Tuesday, February 24, 2015

Universes: Parallel or Unique? (Part 1)

People have enjoyed playing with the notion of parallel universes for many years. Science fiction stories have featured myriad possibilities of the existence of them, and often describe a hero accidentally being dumped into one of them, followed by harrowing and strange adventures. Our hero will discover the weird characteristics of the new universe, become trapped within it, finally escape, and return safely home, back to our unique universe. It's been a rich topic to explore.

One of the more modern fictional depictions of parallel universes is the notion that multiple, split-off copies of each of us exists in these countless other universes. How does this happen? At each moment, we are presented with multiple choices; the road branches again and again. We choose one path, but other copies of us (in other universes) make other choices, each time creating endless copies of ourselves that do their own thing in their own universe. These replicas of us carry on in their lives pretty much as we do, but pursue an infinite number of alternative possibilities.

After each moment's decision that we make, we sometimes wonder: What if I were to have chosen another path? (The fun part of the fiction is that another “me” did so, in another parallel universe.) What would my life be like today? If only I could peer into one of those alternative worlds. These fanciful questions often occur to us, and we can get into daydreams about another path that we might have taken. Another playground for science fiction.
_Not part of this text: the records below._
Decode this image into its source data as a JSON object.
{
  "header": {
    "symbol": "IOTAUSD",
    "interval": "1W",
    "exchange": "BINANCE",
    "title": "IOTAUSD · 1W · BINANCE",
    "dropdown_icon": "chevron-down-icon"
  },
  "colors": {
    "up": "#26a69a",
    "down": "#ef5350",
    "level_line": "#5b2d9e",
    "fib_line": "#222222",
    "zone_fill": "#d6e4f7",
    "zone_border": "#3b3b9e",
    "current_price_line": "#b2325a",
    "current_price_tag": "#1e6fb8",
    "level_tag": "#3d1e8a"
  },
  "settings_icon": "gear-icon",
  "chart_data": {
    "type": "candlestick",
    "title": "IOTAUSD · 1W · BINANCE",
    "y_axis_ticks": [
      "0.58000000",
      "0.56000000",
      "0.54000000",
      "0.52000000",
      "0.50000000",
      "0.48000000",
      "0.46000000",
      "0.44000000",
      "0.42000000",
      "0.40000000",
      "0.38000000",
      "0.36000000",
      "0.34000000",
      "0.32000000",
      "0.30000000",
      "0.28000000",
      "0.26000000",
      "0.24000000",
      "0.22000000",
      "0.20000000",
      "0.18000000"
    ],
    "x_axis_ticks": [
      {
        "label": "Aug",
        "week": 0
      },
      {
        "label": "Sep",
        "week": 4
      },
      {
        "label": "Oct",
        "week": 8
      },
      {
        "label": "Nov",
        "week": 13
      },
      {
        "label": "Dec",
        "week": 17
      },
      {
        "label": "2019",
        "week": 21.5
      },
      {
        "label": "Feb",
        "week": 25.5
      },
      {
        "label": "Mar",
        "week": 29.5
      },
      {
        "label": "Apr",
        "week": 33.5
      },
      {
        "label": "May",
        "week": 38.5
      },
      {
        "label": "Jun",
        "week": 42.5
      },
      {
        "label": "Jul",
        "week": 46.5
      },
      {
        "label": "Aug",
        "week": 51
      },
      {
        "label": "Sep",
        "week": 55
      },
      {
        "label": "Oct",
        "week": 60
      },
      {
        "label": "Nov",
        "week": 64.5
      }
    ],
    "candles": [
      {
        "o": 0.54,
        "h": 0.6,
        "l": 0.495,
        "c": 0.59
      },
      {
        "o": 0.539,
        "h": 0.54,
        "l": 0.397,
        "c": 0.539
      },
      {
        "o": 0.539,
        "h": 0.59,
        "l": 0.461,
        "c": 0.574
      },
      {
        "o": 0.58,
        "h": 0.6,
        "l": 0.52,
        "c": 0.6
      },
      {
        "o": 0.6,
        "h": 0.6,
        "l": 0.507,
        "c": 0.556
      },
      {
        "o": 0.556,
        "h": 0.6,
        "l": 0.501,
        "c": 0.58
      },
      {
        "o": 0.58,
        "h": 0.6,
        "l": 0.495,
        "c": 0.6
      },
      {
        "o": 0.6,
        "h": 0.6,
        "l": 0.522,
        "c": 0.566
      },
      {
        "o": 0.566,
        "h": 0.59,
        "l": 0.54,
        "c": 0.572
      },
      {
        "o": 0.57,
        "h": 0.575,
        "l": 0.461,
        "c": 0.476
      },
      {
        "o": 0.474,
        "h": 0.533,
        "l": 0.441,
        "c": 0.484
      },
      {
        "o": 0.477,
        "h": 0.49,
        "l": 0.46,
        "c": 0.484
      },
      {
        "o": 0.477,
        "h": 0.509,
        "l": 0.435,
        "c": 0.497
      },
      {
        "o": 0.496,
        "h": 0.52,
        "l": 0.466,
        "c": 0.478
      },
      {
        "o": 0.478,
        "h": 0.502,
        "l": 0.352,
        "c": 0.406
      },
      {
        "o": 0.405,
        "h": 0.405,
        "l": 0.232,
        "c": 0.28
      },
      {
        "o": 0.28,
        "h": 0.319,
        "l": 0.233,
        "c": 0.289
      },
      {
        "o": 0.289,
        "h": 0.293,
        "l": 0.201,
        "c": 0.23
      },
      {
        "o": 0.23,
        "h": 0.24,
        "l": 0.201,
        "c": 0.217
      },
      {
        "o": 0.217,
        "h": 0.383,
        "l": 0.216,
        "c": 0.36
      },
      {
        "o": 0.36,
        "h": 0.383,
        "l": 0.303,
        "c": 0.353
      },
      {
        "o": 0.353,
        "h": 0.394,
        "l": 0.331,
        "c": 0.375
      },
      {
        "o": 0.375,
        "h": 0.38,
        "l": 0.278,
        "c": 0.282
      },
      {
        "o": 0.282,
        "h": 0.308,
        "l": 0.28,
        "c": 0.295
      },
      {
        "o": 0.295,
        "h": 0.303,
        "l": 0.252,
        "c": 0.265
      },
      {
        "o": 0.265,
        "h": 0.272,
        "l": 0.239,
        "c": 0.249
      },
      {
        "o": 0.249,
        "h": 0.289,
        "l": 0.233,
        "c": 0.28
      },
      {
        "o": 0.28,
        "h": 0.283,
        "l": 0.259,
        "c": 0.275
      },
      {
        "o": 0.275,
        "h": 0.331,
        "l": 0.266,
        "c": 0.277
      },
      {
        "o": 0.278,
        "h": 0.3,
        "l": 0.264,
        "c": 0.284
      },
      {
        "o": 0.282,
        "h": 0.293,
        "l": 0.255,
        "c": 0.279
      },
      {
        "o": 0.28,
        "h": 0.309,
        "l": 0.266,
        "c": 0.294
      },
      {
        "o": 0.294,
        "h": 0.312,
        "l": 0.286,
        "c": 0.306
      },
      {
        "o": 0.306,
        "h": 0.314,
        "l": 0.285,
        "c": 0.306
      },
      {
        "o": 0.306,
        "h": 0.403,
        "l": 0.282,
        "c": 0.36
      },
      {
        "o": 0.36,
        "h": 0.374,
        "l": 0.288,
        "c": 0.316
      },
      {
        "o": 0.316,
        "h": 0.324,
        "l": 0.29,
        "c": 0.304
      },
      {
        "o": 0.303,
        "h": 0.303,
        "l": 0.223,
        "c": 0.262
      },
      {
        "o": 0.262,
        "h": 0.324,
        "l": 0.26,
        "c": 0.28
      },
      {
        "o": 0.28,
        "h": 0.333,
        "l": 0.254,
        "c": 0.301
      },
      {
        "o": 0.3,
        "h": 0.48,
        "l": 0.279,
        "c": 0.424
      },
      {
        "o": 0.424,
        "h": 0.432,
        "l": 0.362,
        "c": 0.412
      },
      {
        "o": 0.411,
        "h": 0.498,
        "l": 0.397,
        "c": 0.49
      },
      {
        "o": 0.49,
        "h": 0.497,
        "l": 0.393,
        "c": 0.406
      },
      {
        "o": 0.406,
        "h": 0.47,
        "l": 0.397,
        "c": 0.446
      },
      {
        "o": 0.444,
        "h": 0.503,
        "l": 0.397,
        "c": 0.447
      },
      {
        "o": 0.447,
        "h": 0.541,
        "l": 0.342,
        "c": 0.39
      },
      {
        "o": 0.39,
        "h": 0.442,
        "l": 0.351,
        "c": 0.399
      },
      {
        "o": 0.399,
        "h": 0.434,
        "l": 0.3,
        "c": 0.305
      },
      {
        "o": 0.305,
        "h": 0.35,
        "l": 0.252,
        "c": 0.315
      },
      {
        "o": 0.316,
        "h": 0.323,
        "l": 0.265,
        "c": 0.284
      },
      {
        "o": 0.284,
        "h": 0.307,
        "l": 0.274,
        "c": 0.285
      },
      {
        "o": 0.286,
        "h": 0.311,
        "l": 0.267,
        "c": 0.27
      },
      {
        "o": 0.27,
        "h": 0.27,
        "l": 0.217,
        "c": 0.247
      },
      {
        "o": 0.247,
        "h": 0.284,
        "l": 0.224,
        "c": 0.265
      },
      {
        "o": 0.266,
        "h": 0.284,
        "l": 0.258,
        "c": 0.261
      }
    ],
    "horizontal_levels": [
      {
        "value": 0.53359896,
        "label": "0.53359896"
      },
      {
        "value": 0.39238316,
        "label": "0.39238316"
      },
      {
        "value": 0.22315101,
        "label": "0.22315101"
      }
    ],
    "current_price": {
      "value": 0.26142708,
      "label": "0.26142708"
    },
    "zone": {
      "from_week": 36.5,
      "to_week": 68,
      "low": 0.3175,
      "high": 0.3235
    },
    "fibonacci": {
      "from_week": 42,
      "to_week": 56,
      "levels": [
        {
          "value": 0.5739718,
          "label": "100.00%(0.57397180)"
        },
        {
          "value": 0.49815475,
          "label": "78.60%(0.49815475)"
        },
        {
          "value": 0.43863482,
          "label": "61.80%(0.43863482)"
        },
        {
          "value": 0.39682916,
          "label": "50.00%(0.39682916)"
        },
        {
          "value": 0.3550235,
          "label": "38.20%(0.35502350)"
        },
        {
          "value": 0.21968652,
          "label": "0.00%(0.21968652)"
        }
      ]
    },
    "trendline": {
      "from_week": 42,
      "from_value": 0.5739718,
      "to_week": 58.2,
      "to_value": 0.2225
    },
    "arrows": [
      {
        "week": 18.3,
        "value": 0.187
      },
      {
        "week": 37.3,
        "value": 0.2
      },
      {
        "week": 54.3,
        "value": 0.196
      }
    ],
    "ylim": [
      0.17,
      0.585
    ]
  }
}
Once the sole realm of science fiction, the possibility of the existence of parallel universes has entered mainstream science in recent years. Parallel universes pop up in physics and cosmology in several ways. One of the ways is via the field of quantum mechanics. Its predecessor, classical mechanics (the result of Isaac Newton's insights), described an exact, unique universe—in which the laws of physics allowed us to make precise predictions of the future behavior of things such as planets and billiard balls. Given enough information, one could describe precisely where that planet would be in a hundred million years, or in which pocket a billiard ball would eventually drop. Classical mechanics offered a certainty that we humans like to have.

But then quantum mechanics entered the picture and introduced the fact that chance, instead, may rule our beloved universe. Physics was transformed from an exact science to a probabilistic one. (This irked the hell out of some scientists... Einstein was one of them.) Quantum mechanics tells us that an event, rather than being unique, may have any number of outcomes—each with a given probability of happening. We won't know what outcome actually will occur, until we run the experiment. Afterwards, we may wonder why that particular result occurred. Another outcome theoretically could have happened. This probabilistic nature of the quantum world posits the possibility of multiply-different outcomes in multiply-different universes—each outcome equally likely to have occurred in its own universe. Weird!